Wal-Mart divorce de Bharti en Inde et pourrait le concurrencer

Les deux partenaires dénouent leur coentreprise. Le distributeur américain restera dans le commerce de gros et devrait se lancer dans le détail
Bruno de Roulhac

Divorce dans la distribution en Inde. Le géant américain Wal-Mart et le conglomérat indien Bharti ont décidé de mettre fin à leur société commune indienne, six ans après leur alliance. Depuis un an, l’alliance semblait battre de l’aile, aucun magasin de gros (cash and carry) n’ayant été ouvert, alors que huit devaient ouvrir en 2013. De fait, leur coentreprise a été secouée par une vaste affaire de corruption ayant entrainé la suspension du directeur financier et de plusieurs salariés.

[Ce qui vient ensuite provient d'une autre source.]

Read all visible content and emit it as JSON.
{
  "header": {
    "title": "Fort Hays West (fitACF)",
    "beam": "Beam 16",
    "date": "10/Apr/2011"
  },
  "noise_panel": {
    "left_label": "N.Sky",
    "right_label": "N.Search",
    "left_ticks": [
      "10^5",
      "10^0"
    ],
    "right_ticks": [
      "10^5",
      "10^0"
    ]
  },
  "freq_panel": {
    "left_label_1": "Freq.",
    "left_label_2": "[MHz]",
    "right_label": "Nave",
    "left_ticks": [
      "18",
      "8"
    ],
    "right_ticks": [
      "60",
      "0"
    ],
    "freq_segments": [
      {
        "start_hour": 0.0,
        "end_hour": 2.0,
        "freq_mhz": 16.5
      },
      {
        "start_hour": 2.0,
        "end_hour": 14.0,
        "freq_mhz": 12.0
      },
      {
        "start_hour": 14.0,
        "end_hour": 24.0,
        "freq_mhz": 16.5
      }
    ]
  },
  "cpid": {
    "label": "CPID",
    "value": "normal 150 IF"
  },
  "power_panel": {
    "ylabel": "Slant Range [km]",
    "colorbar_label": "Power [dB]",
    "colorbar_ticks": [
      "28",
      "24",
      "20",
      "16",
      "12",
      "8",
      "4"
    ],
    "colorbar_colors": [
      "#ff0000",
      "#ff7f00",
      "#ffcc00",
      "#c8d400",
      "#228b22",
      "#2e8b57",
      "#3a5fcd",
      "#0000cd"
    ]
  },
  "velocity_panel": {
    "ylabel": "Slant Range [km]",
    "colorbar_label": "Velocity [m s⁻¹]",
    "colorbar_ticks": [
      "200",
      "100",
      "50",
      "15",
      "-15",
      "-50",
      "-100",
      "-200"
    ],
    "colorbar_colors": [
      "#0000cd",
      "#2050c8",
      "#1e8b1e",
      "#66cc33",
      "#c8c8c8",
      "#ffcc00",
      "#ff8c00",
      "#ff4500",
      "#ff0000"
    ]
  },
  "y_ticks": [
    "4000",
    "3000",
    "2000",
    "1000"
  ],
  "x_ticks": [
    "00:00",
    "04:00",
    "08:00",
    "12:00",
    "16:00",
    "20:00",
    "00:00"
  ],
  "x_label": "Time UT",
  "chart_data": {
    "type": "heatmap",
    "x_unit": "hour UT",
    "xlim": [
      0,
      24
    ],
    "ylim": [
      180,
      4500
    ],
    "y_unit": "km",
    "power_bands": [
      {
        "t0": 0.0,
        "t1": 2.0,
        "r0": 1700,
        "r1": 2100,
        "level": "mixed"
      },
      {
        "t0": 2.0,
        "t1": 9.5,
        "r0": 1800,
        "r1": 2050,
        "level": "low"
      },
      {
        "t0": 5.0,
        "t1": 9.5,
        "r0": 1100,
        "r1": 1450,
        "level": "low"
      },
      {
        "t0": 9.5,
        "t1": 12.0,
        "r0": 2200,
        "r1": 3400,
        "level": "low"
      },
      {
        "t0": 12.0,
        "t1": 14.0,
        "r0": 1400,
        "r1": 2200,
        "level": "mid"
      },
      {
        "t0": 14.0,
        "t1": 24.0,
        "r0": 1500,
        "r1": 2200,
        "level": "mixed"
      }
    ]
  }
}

Wal-Mart ne quittera pas pour autant le sous-continent indien. Dans le cadre de leur séparation, le distributeur américain va racheter à Bharti sa participation de 50% dans Bharti Wal-Mart Pvt, qui gère une vingtaine de magasins de gros sous la marque Best Price Modern Wholesale. Le montant de la transaction n’a pas été dévoilé.

Pour sa part, Bharti va acquérir les obligations convertibles détenues par Wal-Mart dans Cedar Support Services, contrôlé par Bharti. Le groupe américain avait déboursé 4,56 milliards de roupies (74 millions de dollars) pour acquérir ces convertibles.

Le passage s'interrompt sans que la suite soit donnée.